Speaking after the meeting of the housing and growth committee, Cllr Ross Houston (Labour, West Finchley) said: “Refusing to grant these tenants security for the future was a shameful decision by the Tories.

“The risk of challenge by other people is very low – as far as I am aware no other non-secure tenants are living in conditions as bad as this.

“We recognise that it may take some time to find the Marsh Drive tenants permanent secure tenancies – no-one is expecting to be leapfrogged over those in greater need.

“But the council could move the tenants straight away to habitable temporary accommodation while they wait for permanent homes.”

Council leader Cllr Dan Thomas (Conservative, Finchley Church End) said: “We again apologise unreservedly for the conditions that many Marsh Drive residents are living in.
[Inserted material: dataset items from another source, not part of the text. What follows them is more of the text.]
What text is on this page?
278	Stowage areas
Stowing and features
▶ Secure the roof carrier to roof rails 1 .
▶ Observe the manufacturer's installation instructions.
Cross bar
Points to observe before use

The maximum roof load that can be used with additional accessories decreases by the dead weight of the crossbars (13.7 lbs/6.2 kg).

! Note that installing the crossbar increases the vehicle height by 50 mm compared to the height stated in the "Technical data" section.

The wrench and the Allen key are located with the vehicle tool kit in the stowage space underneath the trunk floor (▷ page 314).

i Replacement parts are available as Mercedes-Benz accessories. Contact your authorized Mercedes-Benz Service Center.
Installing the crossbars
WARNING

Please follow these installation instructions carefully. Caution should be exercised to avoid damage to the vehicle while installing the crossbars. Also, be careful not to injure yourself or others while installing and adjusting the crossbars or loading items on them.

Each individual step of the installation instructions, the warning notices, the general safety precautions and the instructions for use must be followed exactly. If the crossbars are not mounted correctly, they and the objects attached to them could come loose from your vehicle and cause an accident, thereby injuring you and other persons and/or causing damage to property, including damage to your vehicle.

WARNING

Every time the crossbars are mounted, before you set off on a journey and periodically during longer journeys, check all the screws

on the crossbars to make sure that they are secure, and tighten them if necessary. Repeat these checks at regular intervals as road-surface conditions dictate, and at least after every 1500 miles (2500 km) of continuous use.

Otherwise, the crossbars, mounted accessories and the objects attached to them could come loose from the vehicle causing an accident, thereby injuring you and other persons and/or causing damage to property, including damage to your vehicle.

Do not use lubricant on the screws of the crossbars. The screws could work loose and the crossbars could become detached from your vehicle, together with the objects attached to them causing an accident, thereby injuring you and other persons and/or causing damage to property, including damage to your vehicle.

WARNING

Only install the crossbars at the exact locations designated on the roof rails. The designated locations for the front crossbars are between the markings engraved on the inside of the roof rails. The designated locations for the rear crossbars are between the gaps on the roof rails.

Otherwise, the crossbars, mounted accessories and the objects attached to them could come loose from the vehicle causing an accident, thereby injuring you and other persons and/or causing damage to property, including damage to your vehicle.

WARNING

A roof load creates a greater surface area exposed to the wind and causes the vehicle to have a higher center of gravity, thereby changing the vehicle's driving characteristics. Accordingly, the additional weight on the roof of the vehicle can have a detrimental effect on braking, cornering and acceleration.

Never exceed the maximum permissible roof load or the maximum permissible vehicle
They fall well below the quality that should be offered by any housing provider.

“Some of the conditions are caused by the inherent faults within the concrete construction of the blocks, which are typical to council properties built across the country during the 1960s and 70s.

“While Labour councillors are playing politics with the issue, we believe that the best approach is to take action, which we have since September.

“We are assessing the housing need of every Marsh Drive non-secured tenant, to make sure that their needs are fully met as they leave the estate.

“As of last Thursday, eight of the assessed residents have been given a secure tenancy within the borough, while a ninth chose to move outside of Barnet.”

A Barnet Council spokesman said: “We consider the individual needs of every household when prioritising the allocation of housing to make sure those most in need are supported.

“The council ultimately has to balance the limited supply of housing and the needs of all tenants in the fairest possible way.

“All non-secure tenants on the West Hendon estate will have their individual circumstances assessed and could be offered social housing, either with the council or a housing association, if their needs are high enough.

“In the last phases of the regeneration of the West Hendon estate, around 60 per cent of non-secure tenants were moved into council or housing association properties with secure tenancies following these assessments.”